5.0
因習と、運命と、愛と
「りんごの村」に婿入りした主人公が村の禁忌を知らずに破ってしまったことで、妻が生け贄(的な何か)にされることになり…というストーリー。
閉鎖的な村の伝承と因習を紐解いてゆく展開はちょっと横溝正史的というか、ある種のミステリーであり、民俗学をバックグラウンドに据えた舞台装置は、なかなか魅力的であった。
だが、そのミステリーの「着地点」は、犯人がどうとかトリックがどうとか、そういうことにはなり得ない。

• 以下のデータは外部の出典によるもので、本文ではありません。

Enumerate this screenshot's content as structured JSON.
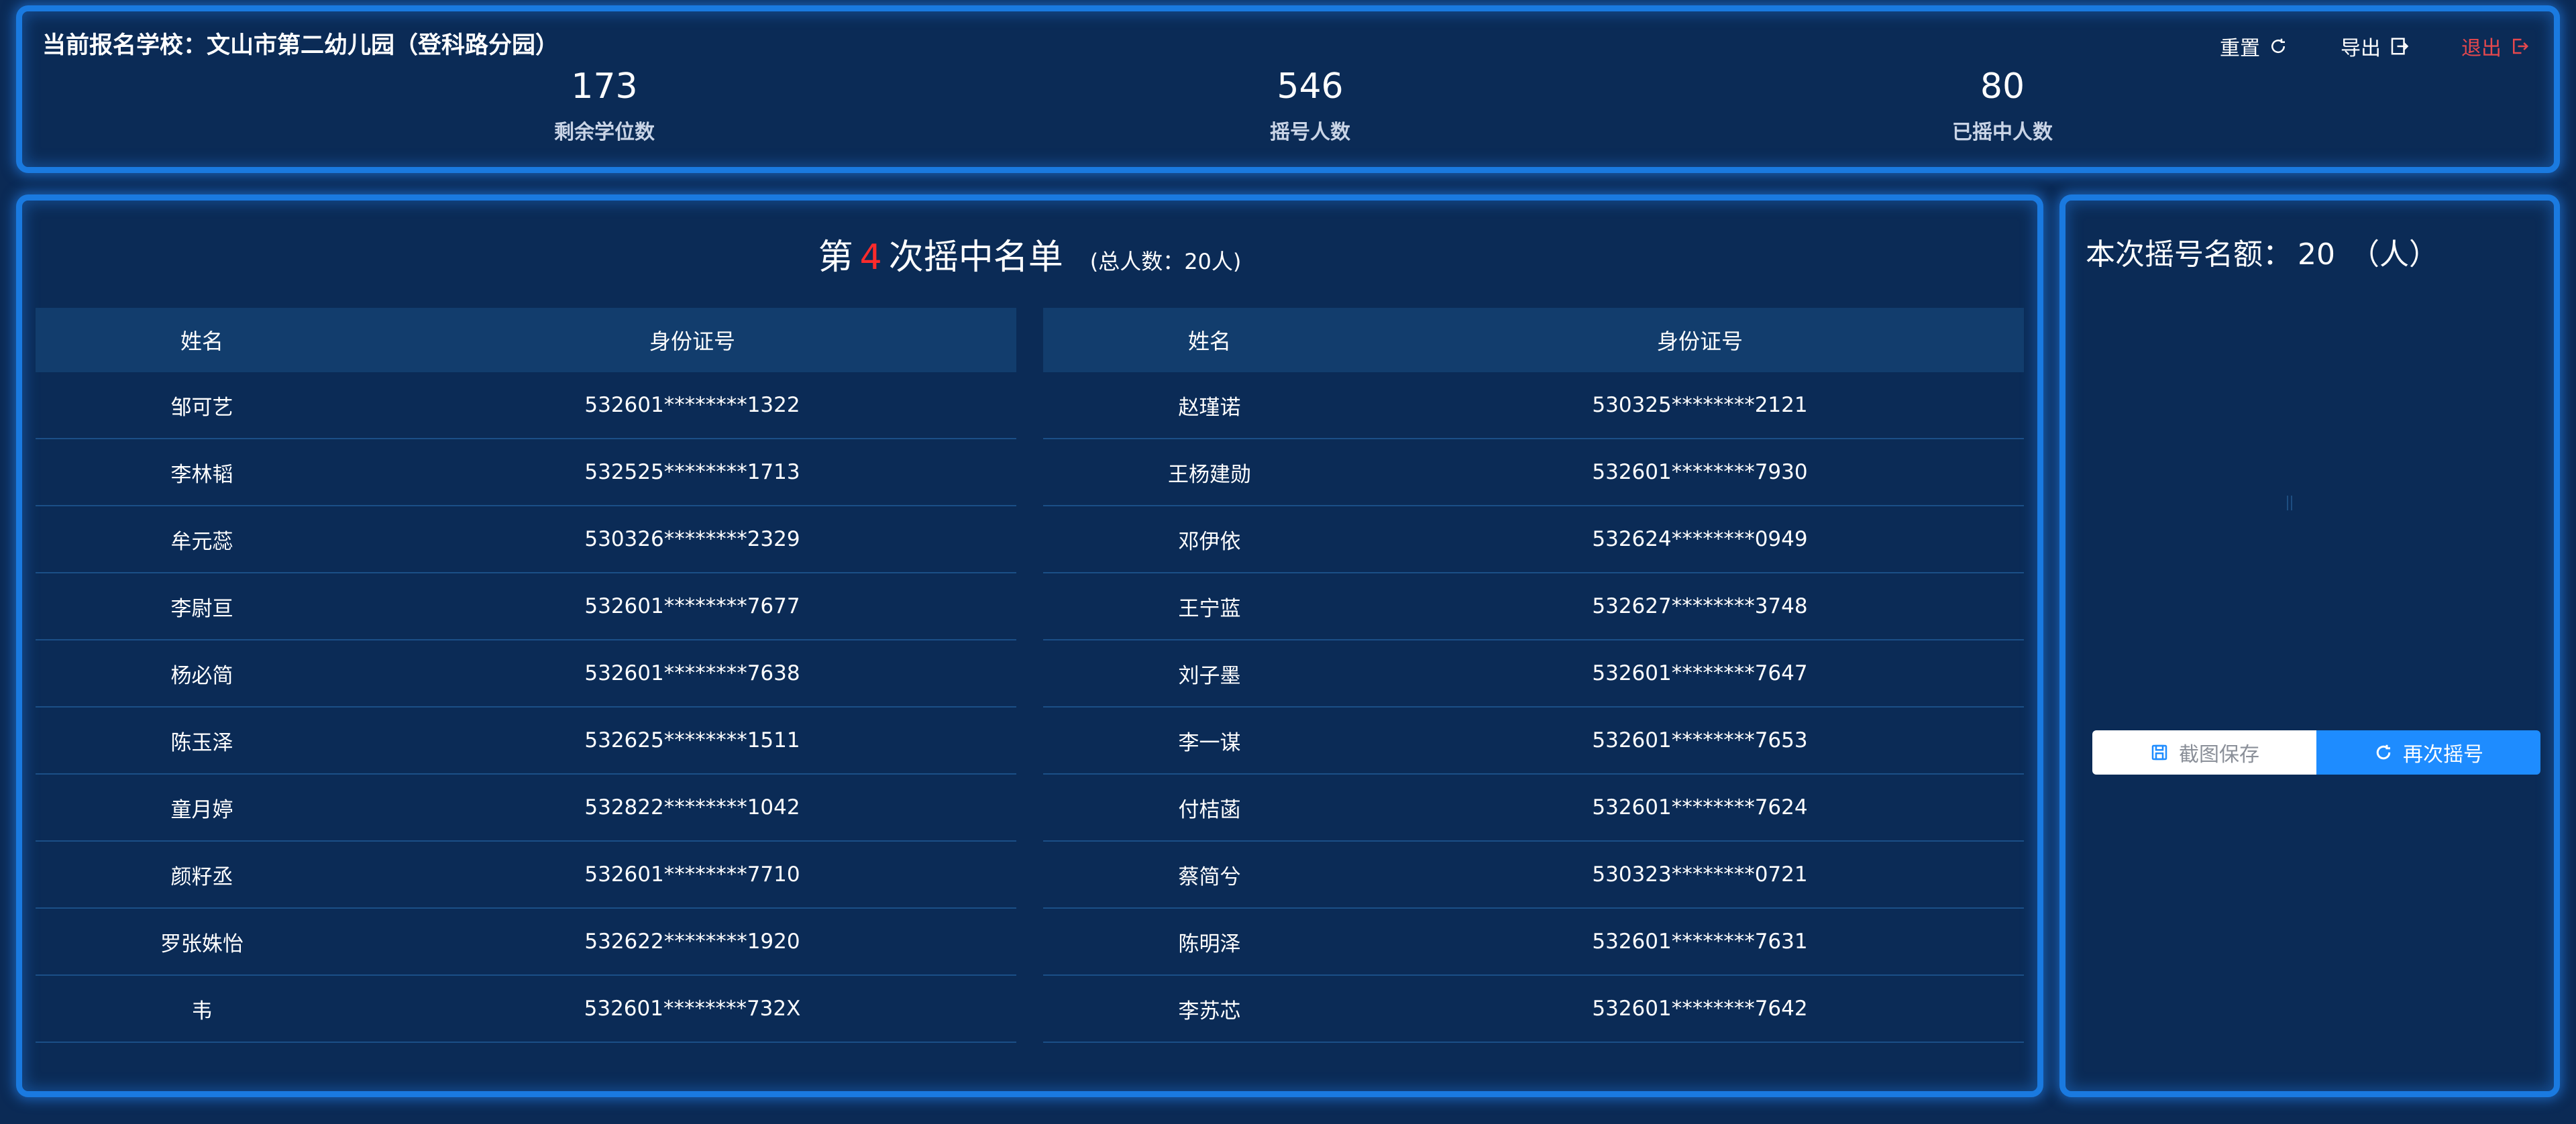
{
  "header": {
    "school_label": "当前报名学校：文山市第二幼儿园（登科路分园）",
    "actions": {
      "reset": "重置",
      "export": "导出",
      "logout": "退出"
    },
    "stats": [
      {
        "value": "173",
        "label": "剩余学位数"
      },
      {
        "value": "546",
        "label": "摇号人数"
      },
      {
        "value": "80",
        "label": "已摇中人数"
      }
    ]
  },
  "list": {
    "title_prefix": "第",
    "round": "4",
    "title_suffix": "次摇中名单",
    "total": "(总人数：20人)",
    "columns": {
      "name": "姓名",
      "id": "身份证号"
    },
    "left_rows": [
      {
        "name": "邹可艺",
        "id": "532601********1322"
      },
      {
        "name": "李林韬",
        "id": "532525********1713"
      },
      {
        "name": "牟元蕊",
        "id": "530326********2329"
      },
      {
        "name": "李尉亘",
        "id": "532601********7677"
      },
      {
        "name": "杨必简",
        "id": "532601********7638"
      },
      {
        "name": "陈玉泽",
        "id": "532625********1511"
      },
      {
        "name": "童月婷",
        "id": "532822********1042"
      },
      {
        "name": "颜籽丞",
        "id": "532601********7710"
      },
      {
        "name": "罗张姝怡",
        "id": "532622********1920"
      },
      {
        "name": "韦",
        "id": "532601********732X"
      }
    ],
    "right_rows": [
      {
        "name": "赵瑾诺",
        "id": "530325********2121"
      },
      {
        "name": "王杨建勋",
        "id": "532601********7930"
      },
      {
        "name": "邓伊依",
        "id": "532624********0949"
      },
      {
        "name": "王宁蓝",
        "id": "532627********3748"
      },
      {
        "name": "刘子墨",
        "id": "532601********7647"
      },
      {
        "name": "李一谋",
        "id": "532601********7653"
      },
      {
        "name": "付桔菡",
        "id": "532601********7624"
      },
      {
        "name": "蔡简兮",
        "id": "530323********0721"
      },
      {
        "name": "陈明泽",
        "id": "532601********7631"
      },
      {
        "name": "李苏芯",
        "id": "532601********7642"
      }
    ]
  },
  "side": {
    "quota_label": "本次摇号名额：",
    "quota_value": "20",
    "quota_unit": "（人）",
    "save_button": "截图保存",
    "again_button": "再次摇号"
  },
  "colors": {
    "background": "#0b2a55",
    "border_glow": "#1a7ae0",
    "accent_red": "#ff2b2b",
    "logout_red": "#e5484d",
    "primary_button": "#1e8cff"
  }
}
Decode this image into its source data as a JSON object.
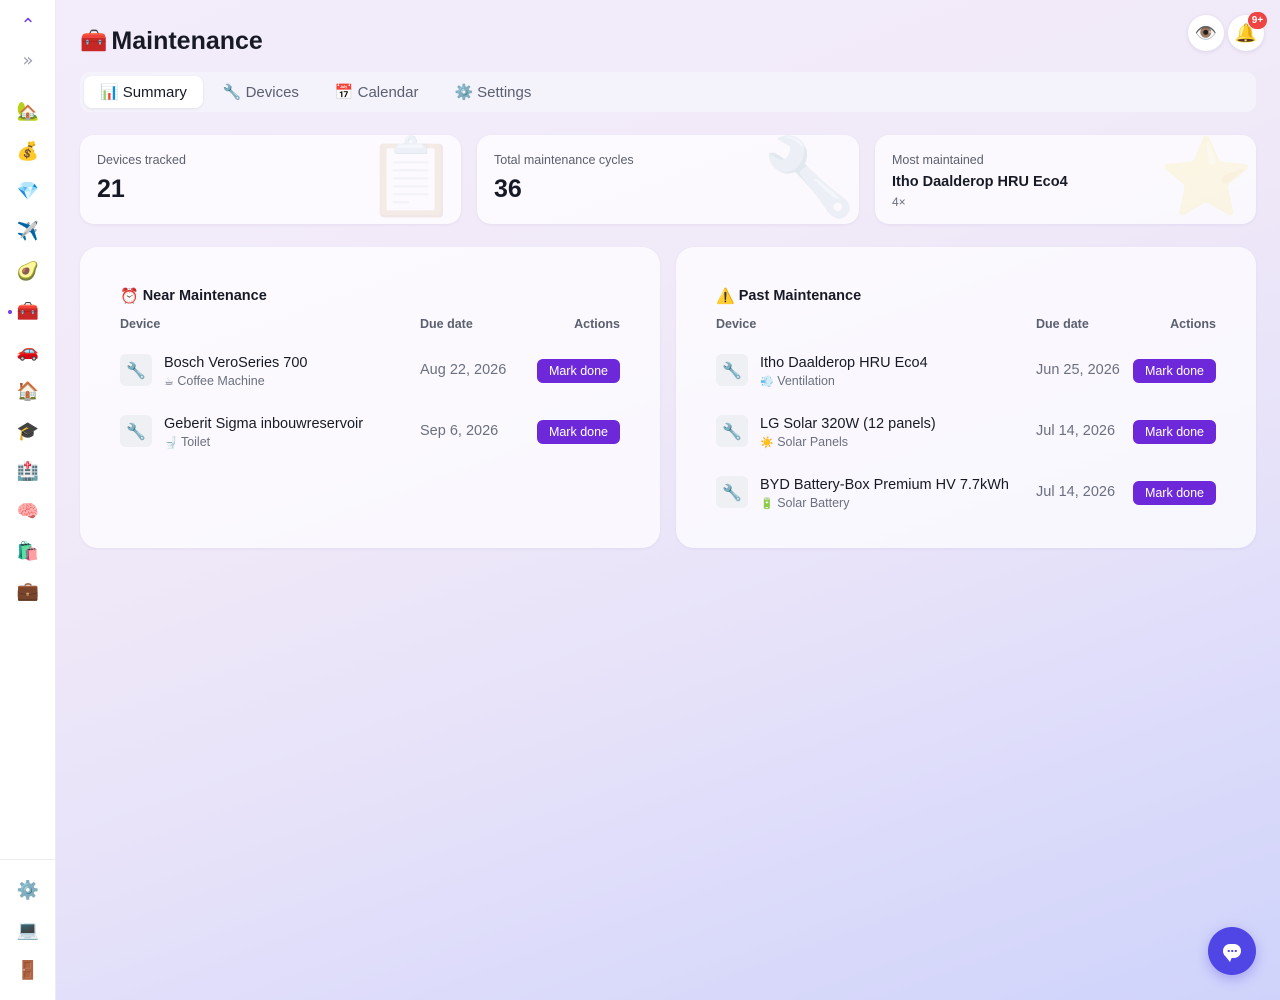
{
  "sidebar": {
    "logo_icon": "chevron-up-logo",
    "logo_glyph": "⌃",
    "expand_glyph": "»",
    "items": [
      {
        "name": "home",
        "glyph": "🏡"
      },
      {
        "name": "money",
        "glyph": "💰"
      },
      {
        "name": "gem",
        "glyph": "💎"
      },
      {
        "name": "travel",
        "glyph": "✈️"
      },
      {
        "name": "food",
        "glyph": "🥑"
      },
      {
        "name": "maintenance",
        "glyph": "🧰",
        "active": true
      },
      {
        "name": "car",
        "glyph": "🚗"
      },
      {
        "name": "house",
        "glyph": "🏠"
      },
      {
        "name": "education",
        "glyph": "🎓"
      },
      {
        "name": "health",
        "glyph": "🏥"
      },
      {
        "name": "mind",
        "glyph": "🧠"
      },
      {
        "name": "shopping",
        "glyph": "🛍️"
      },
      {
        "name": "work",
        "glyph": "💼"
      }
    ],
    "bottom": [
      {
        "name": "settings",
        "glyph": "⚙️"
      },
      {
        "name": "computer",
        "glyph": "💻"
      },
      {
        "name": "logout",
        "glyph": "🚪"
      }
    ]
  },
  "header": {
    "title_icon": "🧰",
    "title": "Maintenance",
    "eye_glyph": "👁️",
    "bell_glyph": "🔔",
    "notification_count": "9+"
  },
  "tabs": [
    {
      "icon": "📊",
      "label": "Summary",
      "active": true
    },
    {
      "icon": "🔧",
      "label": "Devices"
    },
    {
      "icon": "📅",
      "label": "Calendar"
    },
    {
      "icon": "⚙️",
      "label": "Settings"
    }
  ],
  "stats": {
    "devices": {
      "label": "Devices tracked",
      "value": "21",
      "deco": "📋"
    },
    "cycles": {
      "label": "Total maintenance cycles",
      "value": "36",
      "deco": "🔧"
    },
    "most": {
      "label": "Most maintained",
      "value": "Itho Daalderop HRU Eco4",
      "sub": "4×",
      "deco": "⭐"
    }
  },
  "near": {
    "title_icon": "⏰",
    "title": "Near Maintenance",
    "col_device": "Device",
    "col_due": "Due date",
    "col_actions": "Actions",
    "rows": [
      {
        "icon": "🔧",
        "name": "Bosch VeroSeries 700",
        "cat_icon": "☕",
        "category": "Coffee Machine",
        "due": "Aug 22, 2026",
        "action": "Mark done"
      },
      {
        "icon": "🔧",
        "name": "Geberit Sigma inbouwreservoir",
        "cat_icon": "🚽",
        "category": "Toilet",
        "due": "Sep 6, 2026",
        "action": "Mark done"
      }
    ]
  },
  "past": {
    "title_icon": "⚠️",
    "title": "Past Maintenance",
    "col_device": "Device",
    "col_due": "Due date",
    "col_actions": "Actions",
    "rows": [
      {
        "icon": "🔧",
        "name": "Itho Daalderop HRU Eco4",
        "cat_icon": "💨",
        "category": "Ventilation",
        "due": "Jun 25, 2026",
        "action": "Mark done"
      },
      {
        "icon": "🔧",
        "name": "LG Solar 320W (12 panels)",
        "cat_icon": "☀️",
        "category": "Solar Panels",
        "due": "Jul 14, 2026",
        "action": "Mark done"
      },
      {
        "icon": "🔧",
        "name": "BYD Battery-Box Premium HV 7.7kWh",
        "cat_icon": "🔋",
        "category": "Solar Battery",
        "due": "Jul 14, 2026",
        "action": "Mark done"
      }
    ]
  },
  "colors": {
    "accent": "#6d28d9",
    "chat": "#4f46e5",
    "badge": "#ef4444"
  }
}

何しろ相手は超自然であって、神様みたいなものだから、「解決」なんてあるはずがない。
どうしたってミステリーがファンタジーの文脈へと回収されてゆくわけで、そのあたりの落としどころをどう定めるかという部分には結構、注目していたのだけれど、これはもう、見事という他なかった。
そして、忘れちゃいけない、本作はラブストーリーなのだった。
ミステリアスで、ファンタジックで、でも何より、ラブストーリーなのだった。
共同体の中で揉み消され、「なかったこと」として忘れ去られていった愛は、逆らいようのない運命に踏み潰され、吹き散らされていった愛は、昔も今も(それこそ決して「物語」にはならない次元で)掃いて捨てるほどあったのだろう。
しかし、因習にも運命にも命をかけて抗って、文字通り全てを失う覚悟で守ろうとした、優しくて穏やかだけれど、苛烈で壮絶なその愛の発露に、私は泣いた。